# Fish cake potato tech?



## giggler (Jul 16, 2016)

I have made canned salmon cakes with smooshed crakers, but I would like to try with mashed potatos..

do i simply boil some potatos, then add the various spices and onion, green tops, etc and just add the canned salmon, an egg and mash all together and form paties? 

I will fry in a bit of oil till brown. some recipies say roll in bread crumbs, but I may just skip that.

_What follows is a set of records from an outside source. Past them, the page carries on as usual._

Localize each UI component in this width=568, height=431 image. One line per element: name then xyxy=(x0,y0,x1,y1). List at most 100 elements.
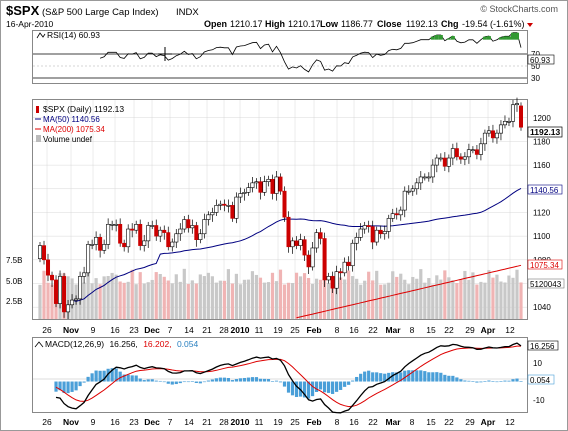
macd-hist-bar xyxy=(182,381,186,383)
macd-hist-bar xyxy=(327,381,331,393)
price-candle xyxy=(482,132,487,145)
macd-hist-bar xyxy=(274,380,279,382)
volume-bar xyxy=(387,282,391,319)
volume-bar xyxy=(479,281,483,319)
price-candle xyxy=(478,143,483,155)
macd-hist-bar xyxy=(427,372,431,382)
x-tick-label: 14 xyxy=(184,417,194,427)
macd-hist-bar xyxy=(439,372,443,382)
volume-bar xyxy=(411,276,415,319)
price-candle xyxy=(194,225,199,240)
price-candle xyxy=(242,192,247,194)
x-tick-label: 7 xyxy=(168,325,173,335)
price-candle xyxy=(434,157,439,166)
price-candle xyxy=(234,196,239,219)
price-candle xyxy=(162,229,167,233)
x-tick-label: 16 xyxy=(349,417,359,427)
volume-bar xyxy=(198,274,202,319)
price-candle xyxy=(346,261,351,267)
volume-bar xyxy=(314,278,319,319)
macd-hist-bar xyxy=(282,381,287,387)
volume-tag: 5120043 xyxy=(530,280,562,289)
x-axis-macd: 26 Nov 9 16 23 Dec 7 14 21 28 2010 11 19 25 Feb 8 16 22 Ma… xyxy=(42,417,515,427)
price-candle xyxy=(86,244,91,274)
chart-date: 16-Apr-2010 xyxy=(6,19,54,29)
ma200-tag-bg xyxy=(527,259,563,270)
macd-hist-bar xyxy=(70,381,74,392)
price-candle xyxy=(158,229,163,237)
macd-tick-10: 10 xyxy=(533,359,542,368)
macd-hist-bar xyxy=(174,381,178,385)
macd-hist-bar xyxy=(347,381,351,385)
macd-hist-bar xyxy=(403,370,407,382)
x-tick-label: 23 xyxy=(129,325,139,335)
price-candle xyxy=(302,239,307,256)
volume-bar xyxy=(375,270,379,319)
price-candle xyxy=(422,176,427,179)
macd-hist-bar xyxy=(146,379,150,382)
volume-bar xyxy=(242,279,247,319)
volume-bar xyxy=(327,283,331,319)
macd-hist-bar xyxy=(78,381,82,387)
price-candle xyxy=(198,233,203,240)
price-candle xyxy=(74,298,79,301)
volume-bar xyxy=(399,273,403,319)
open-value: 1210.17 xyxy=(230,19,263,29)
volume-bar xyxy=(423,282,427,319)
volume-bar xyxy=(190,280,194,319)
macd-signal-line xyxy=(55,345,521,408)
volume-bar xyxy=(343,279,347,319)
macd-hist-bar xyxy=(391,372,395,382)
price-candle xyxy=(366,225,371,227)
volume-bar xyxy=(106,276,110,319)
volume-bar xyxy=(407,284,411,319)
volume-bar xyxy=(363,280,367,319)
volume-bar xyxy=(282,284,287,319)
macd-hist-bar xyxy=(367,370,371,382)
price-candle xyxy=(266,179,271,182)
macd-hist-bar xyxy=(483,381,487,382)
x-tick-label: 14 xyxy=(184,325,194,335)
macd-hist-bar xyxy=(363,371,367,382)
x-tick-label: 15 xyxy=(426,417,436,427)
x-tick-label: 28 xyxy=(219,417,229,427)
macd-hist-bar xyxy=(335,381,339,392)
rsi-overbought-fill-bar xyxy=(486,36,491,40)
rsi-tick-70: 70 xyxy=(531,50,540,59)
volume-bar xyxy=(206,272,210,319)
macd-hist-bar xyxy=(106,368,110,382)
macd-hist-bar xyxy=(318,381,323,390)
macd-hist-bar xyxy=(270,381,275,382)
price-candle xyxy=(110,223,115,226)
macd-hist-bar xyxy=(395,372,399,382)
price-candle xyxy=(414,182,419,190)
symbol-description: (S&P 500 Large Cap Index) xyxy=(42,7,159,18)
close-price-tag: 1192.13 xyxy=(530,127,561,137)
macd-hist-bar xyxy=(503,380,507,382)
volume-bar xyxy=(218,280,222,319)
price-candle xyxy=(70,299,75,306)
symbol-exchange: INDX xyxy=(176,7,199,18)
rsi-overbought-fill-bar xyxy=(438,34,443,40)
macd-hist-bar xyxy=(278,381,283,383)
chg-down-arrow-icon xyxy=(527,23,533,27)
macd-histogram xyxy=(54,368,523,399)
price-tick-label: 1200 xyxy=(533,114,551,123)
macd-panel: MACD(12,26,9) 16.256, 16.202, 0.054 16.2… xyxy=(32,337,559,414)
price-candle xyxy=(314,232,319,249)
volume-bar xyxy=(306,277,311,319)
rsi-overbought-fill-bar xyxy=(446,38,451,40)
volume-bar xyxy=(415,278,419,319)
macd-hist-bar xyxy=(162,381,166,383)
macd-hist-bar xyxy=(238,378,243,382)
macd-hist-bar xyxy=(302,381,307,398)
volume-bar xyxy=(447,277,451,319)
macd-hist-bar xyxy=(451,375,455,382)
macd-hist-bar xyxy=(435,372,439,382)
macd-hist-bar xyxy=(82,381,86,383)
macd-hist-bar xyxy=(419,370,423,382)
volume-bar xyxy=(471,272,475,319)
volume-bar xyxy=(463,270,467,319)
price-legend-ma200: MA(200) 1075.34 xyxy=(43,125,105,134)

I'm thinking terragone or dill, bay season, worchester sauce, hot sauce...

Sound about right?

Eric, Austin Tx.


----------



## Aunt Bea (Jul 16, 2016)

That is pretty much what I would do.

The trick to me is making a mixture that is on the dry side so it will hold together firmly when you fry it.  I would beat the egg in a cup and add it to the mixture a little at a time to be sure it does not get too sloppy.

I've noticed that some of the "modern" recipes use instant mashed potato flakes.

Good luck!


----------



## di reston (Jul 16, 2016)

If you use egg yolks only, then the mix will hold nicely, like croquette poatoes . that's what they should be like. The breadcrumbs also help to keep them together. Make sure that the ingredients you use are as 'dry' as possible, i.e. squeeze out as much of the liquid as you can. These fishcakes are also nice done with salmon.

di reston

Enough is never as good as a feast   Oscar Wilde


----------